他猛地摇头,神经质地否定了自己上一秒的话,眼中恐惧更甚,蓦然改口,声音又快又急,带着破釜沉舟的狠劲:“烧掉!直接把所有账册,连同那些借贷的契据、凭条,全部找出来,一把火烧了!烧得干干净净,一点纸灰都不能留!”
他喘息着,用尽力气般吐出最关键的一句:“这印子钱不能再放了!”
“什么?!”
柳夫人大惊失色,仿佛听到了天方夜谭,面色倏然变得煞白如纸,忍不住失声尖叫起来,声音因极度的震惊与肉疼而变得尖锐刺耳:“你疯了不成?!潘之荣,你知道你自己在说什么吗?!”
她猛地从潘通判手中抽回自己的手腕,像是被烫到一般,霍地站了起来,因为激动,身体甚至有些摇晃。
她指着潘通判,声音因愤怒和难以置信而颤抖:“直接把账册契据烧了?那印子钱说不放就不放了?你可知道如此一来,我们要亏多少钱?!”
“那可是三万两!整整三万两白花花的雪花银!是本钱!还不算那些快要到期的利钱!你、你是被什么脏东西糊了心窍吗?!”

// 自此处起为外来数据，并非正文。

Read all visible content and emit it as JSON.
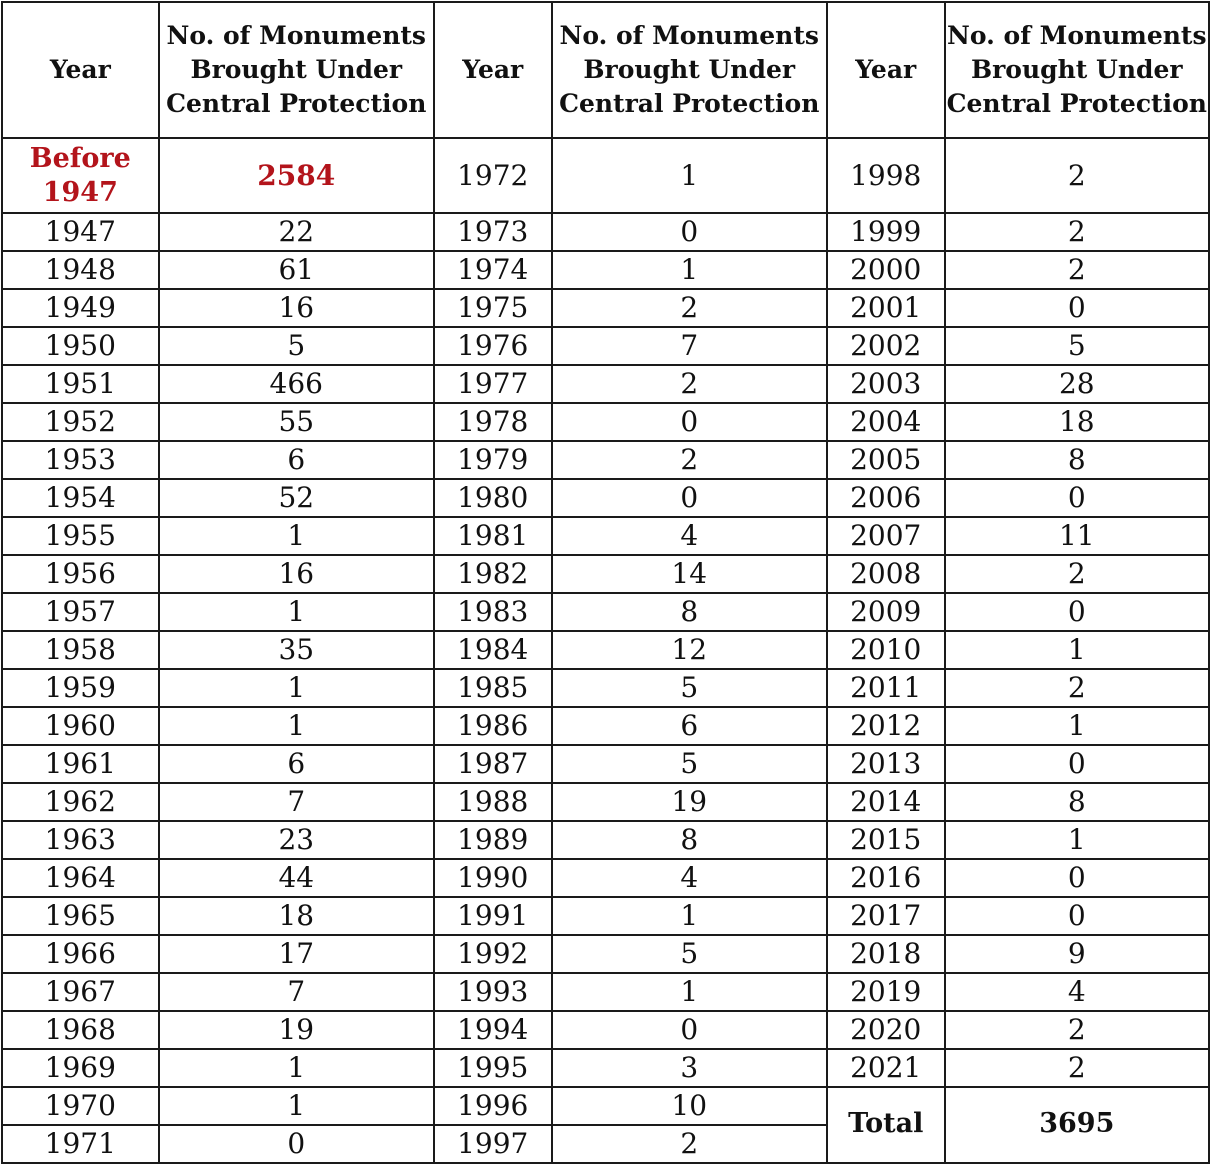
{
  "headers": {
    "year": "Year",
    "count": "No. of Monuments Brought Under Central Protection"
  },
  "first_row": {
    "year": "Before 1947",
    "count": "2584",
    "year2": "1972",
    "count2": "1",
    "year3": "1998",
    "count3": "2"
  },
  "rows": [
    [
      "1947",
      "22",
      "1973",
      "0",
      "1999",
      "2"
    ],
    [
      "1948",
      "61",
      "1974",
      "1",
      "2000",
      "2"
    ],
    [
      "1949",
      "16",
      "1975",
      "2",
      "2001",
      "0"
    ],
    [
      "1950",
      "5",
      "1976",
      "7",
      "2002",
      "5"
    ],
    [
      "1951",
      "466",
      "1977",
      "2",
      "2003",
      "28"
    ],
    [
      "1952",
      "55",
      "1978",
      "0",
      "2004",
      "18"
    ],
    [
      "1953",
      "6",
      "1979",
      "2",
      "2005",
      "8"
    ],
    [
      "1954",
      "52",
      "1980",
      "0",
      "2006",
      "0"
    ],
    [
      "1955",
      "1",
      "1981",
      "4",
      "2007",
      "11"
    ],
    [
      "1956",
      "16",
      "1982",
      "14",
      "2008",
      "2"
    ],
    [
      "1957",
      "1",
      "1983",
      "8",
      "2009",
      "0"
    ],
    [
      "1958",
      "35",
      "1984",
      "12",
      "2010",
      "1"
    ],
    [
      "1959",
      "1",
      "1985",
      "5",
      "2011",
      "2"
    ],
    [
      "1960",
      "1",
      "1986",
      "6",
      "2012",
      "1"
    ],
    [
      "1961",
      "6",
      "1987",
      "5",
      "2013",
      "0"
    ],
    [
      "1962",
      "7",
      "1988",
      "19",
      "2014",
      "8"
    ],
    [
      "1963",
      "23",
      "1989",
      "8",
      "2015",
      "1"
    ],
    [
      "1964",
      "44",
      "1990",
      "4",
      "2016",
      "0"
    ],
    [
      "1965",
      "18",
      "1991",
      "1",
      "2017",
      "0"
    ],
    [
      "1966",
      "17",
      "1992",
      "5",
      "2018",
      "9"
    ],
    [
      "1967",
      "7",
      "1993",
      "1",
      "2019",
      "4"
    ],
    [
      "1968",
      "19",
      "1994",
      "0",
      "2020",
      "2"
    ],
    [
      "1969",
      "1",
      "1995",
      "3",
      "2021",
      "2"
    ]
  ],
  "tail_rows": [
    [
      "1970",
      "1",
      "1996",
      "10"
    ],
    [
      "1971",
      "0",
      "1997",
      "2"
    ]
  ],
  "total": {
    "label": "Total",
    "value": "3695"
  },
  "colors": {
    "highlight": "#b3141b",
    "border": "#1a1a1a",
    "text": "#111111"
  }
}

柳夫人尖锐高亢的嗓音,如同钢针般刺得潘通判额角突突直跳。待听清了柳夫人所说的话,潘通判只觉得自己的心脏也像是被一只无形的手狠狠攥住,猛地一抽,传来一阵尖锐的绞痛,几乎让他喘不过气。
三万两银子可不是个小数目!
即便是对于他这样一府通判,多年来经营有道、积攒下不少家底的人来说,这也是一笔足以伤筋动骨、让人夜不能寐的巨款!如此将这么多真金白银,连同未来可期的厚利,就这样眼都不眨地、血本无归地“打了水漂”,这简直比从他身上生生剜下一大块肉还要让他痛苦。
但如今情况紧急,怕是容不得他安排妥当了。
于是,他咬了咬牙,腮帮子因为用力而绷出坚硬的线条,额角甚至绽出了狰狞的青筋。他仿佛用尽了全身的力气,才从牙缝里挤出那句让他心肝脾肺肾都一起绞痛的话:“听我的!不要了!全都不要了!”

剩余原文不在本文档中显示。